生き残りの二番機から通信が入る。頭をあーでもない、こーでもないと言った風に首を傾げながら熟考すること数十秒。ポッセは何でもないかのように言った。

「なぁ、下に降りてみないか?」

「はぁ? なんでだよ! 第一、こんなところに着陸なんて無理だろ!」

「もしかしたら、誰か生き残ってるかもしれないだろ? 見た感じ火は出てないみたいだし。それに生きてたやつがお偉いさんだったら、あの腐れポンチの戯言を撤回してもらえるかもしれない。どうせこのままノコノコ帰ったって死ぬか豚小屋行きなんだ。試したっていいんじゃないか?」

しばしの沈黙の後。口を開いたのは二番機だった。

『やってみる価値はあると思うぜ。大丈夫、お前ならできるよエデル』

「いやいや、無理だってこんなの!」

「お前の腕なら大丈夫だって、相棒。どっかの国の空軍大佐が、戦場のど真ん中に着陸して、離陸まで成功したって話があるじゃんか」

「いや確かにあることはあるけど、あれは機体が急降下爆撃機で頑丈だったから良かったものの、普通の戦闘機じゃとても――」

数分間燃料を無駄にした挙句、ポッセに言い負かされ結局エデルは着陸することを決心した。

一度大きく旋回したのち、徐々にプロペラ回転数と燃焼ガスの量を落としていく。エデルの心配は杞憂に終わり、難なく着陸に成功した。

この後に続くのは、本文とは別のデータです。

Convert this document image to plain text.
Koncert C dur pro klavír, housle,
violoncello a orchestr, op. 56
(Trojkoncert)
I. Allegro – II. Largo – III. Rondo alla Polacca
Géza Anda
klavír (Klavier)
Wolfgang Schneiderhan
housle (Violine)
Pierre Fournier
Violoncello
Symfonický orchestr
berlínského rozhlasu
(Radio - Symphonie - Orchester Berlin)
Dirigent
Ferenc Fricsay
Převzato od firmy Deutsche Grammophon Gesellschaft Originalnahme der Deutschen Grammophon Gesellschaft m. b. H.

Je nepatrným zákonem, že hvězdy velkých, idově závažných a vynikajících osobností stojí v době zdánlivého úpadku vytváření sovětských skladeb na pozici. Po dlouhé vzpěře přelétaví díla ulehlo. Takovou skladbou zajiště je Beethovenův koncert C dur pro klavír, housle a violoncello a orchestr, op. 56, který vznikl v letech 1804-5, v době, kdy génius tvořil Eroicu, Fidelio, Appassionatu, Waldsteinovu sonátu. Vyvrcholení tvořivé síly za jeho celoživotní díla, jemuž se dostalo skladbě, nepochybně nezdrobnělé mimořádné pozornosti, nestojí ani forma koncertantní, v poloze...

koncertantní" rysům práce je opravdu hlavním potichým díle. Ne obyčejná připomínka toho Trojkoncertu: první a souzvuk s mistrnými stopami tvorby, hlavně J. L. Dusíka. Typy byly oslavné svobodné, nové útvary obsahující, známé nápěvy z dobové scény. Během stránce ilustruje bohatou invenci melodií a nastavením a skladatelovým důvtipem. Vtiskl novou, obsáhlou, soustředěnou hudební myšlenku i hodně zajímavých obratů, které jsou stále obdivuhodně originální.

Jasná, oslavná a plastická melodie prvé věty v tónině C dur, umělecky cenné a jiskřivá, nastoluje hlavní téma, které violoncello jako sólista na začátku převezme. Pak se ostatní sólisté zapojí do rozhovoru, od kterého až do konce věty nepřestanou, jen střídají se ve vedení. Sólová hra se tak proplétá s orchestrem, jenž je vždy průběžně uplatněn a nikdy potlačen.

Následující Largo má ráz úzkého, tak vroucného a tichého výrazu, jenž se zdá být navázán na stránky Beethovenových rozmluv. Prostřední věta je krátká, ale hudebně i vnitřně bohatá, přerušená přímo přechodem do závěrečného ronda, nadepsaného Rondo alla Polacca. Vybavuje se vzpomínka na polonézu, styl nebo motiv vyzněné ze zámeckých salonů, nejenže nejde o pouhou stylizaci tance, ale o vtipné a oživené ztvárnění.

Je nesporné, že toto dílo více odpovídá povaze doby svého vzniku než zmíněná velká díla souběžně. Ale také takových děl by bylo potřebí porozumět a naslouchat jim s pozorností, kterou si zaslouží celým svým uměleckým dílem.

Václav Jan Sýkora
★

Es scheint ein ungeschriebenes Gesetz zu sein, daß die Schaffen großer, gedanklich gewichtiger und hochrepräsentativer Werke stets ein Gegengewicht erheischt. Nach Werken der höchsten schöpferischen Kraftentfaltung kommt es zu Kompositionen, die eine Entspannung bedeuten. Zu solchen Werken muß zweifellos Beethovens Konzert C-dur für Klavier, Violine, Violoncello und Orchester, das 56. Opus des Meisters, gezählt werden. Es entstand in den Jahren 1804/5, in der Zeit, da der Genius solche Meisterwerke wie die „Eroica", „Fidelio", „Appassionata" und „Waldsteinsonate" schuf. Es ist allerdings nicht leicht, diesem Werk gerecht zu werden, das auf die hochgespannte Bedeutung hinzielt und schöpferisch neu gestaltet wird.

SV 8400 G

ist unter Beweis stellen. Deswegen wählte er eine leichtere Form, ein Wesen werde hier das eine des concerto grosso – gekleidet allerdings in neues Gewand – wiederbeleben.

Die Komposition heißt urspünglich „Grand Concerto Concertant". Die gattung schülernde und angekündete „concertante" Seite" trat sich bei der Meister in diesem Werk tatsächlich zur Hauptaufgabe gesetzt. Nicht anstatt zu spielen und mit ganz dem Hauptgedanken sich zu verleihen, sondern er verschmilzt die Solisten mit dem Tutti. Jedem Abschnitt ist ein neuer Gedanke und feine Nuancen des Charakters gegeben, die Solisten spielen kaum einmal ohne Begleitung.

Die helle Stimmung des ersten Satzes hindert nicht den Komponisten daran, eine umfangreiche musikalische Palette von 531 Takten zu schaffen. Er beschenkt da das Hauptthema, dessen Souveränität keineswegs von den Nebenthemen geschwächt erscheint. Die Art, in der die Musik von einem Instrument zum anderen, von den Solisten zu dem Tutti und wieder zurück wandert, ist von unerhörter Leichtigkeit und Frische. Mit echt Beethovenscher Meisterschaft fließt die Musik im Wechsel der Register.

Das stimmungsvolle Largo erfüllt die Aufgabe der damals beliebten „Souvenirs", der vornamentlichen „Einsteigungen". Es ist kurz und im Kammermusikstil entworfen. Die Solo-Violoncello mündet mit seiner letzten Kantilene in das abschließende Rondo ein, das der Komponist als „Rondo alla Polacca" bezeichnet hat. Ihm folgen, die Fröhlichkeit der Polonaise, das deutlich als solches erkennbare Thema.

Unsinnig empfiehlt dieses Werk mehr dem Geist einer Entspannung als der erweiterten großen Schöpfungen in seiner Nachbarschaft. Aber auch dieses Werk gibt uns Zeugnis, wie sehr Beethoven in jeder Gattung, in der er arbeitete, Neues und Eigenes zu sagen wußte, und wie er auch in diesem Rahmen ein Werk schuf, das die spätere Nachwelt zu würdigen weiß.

コックピットを開け、ポッセは外へと出る。二番機は上空で周囲を警戒し、エデルはいつでも離陸できるようにエンジンをかけたまま待機した。ポッセは車輪の前にストッパーを置くと、そのまま墜落した輸送機の方へと歩いて行く。


数分後、皇女ニードリッヒを抱えたポッセがニヤニヤしながら出てきた。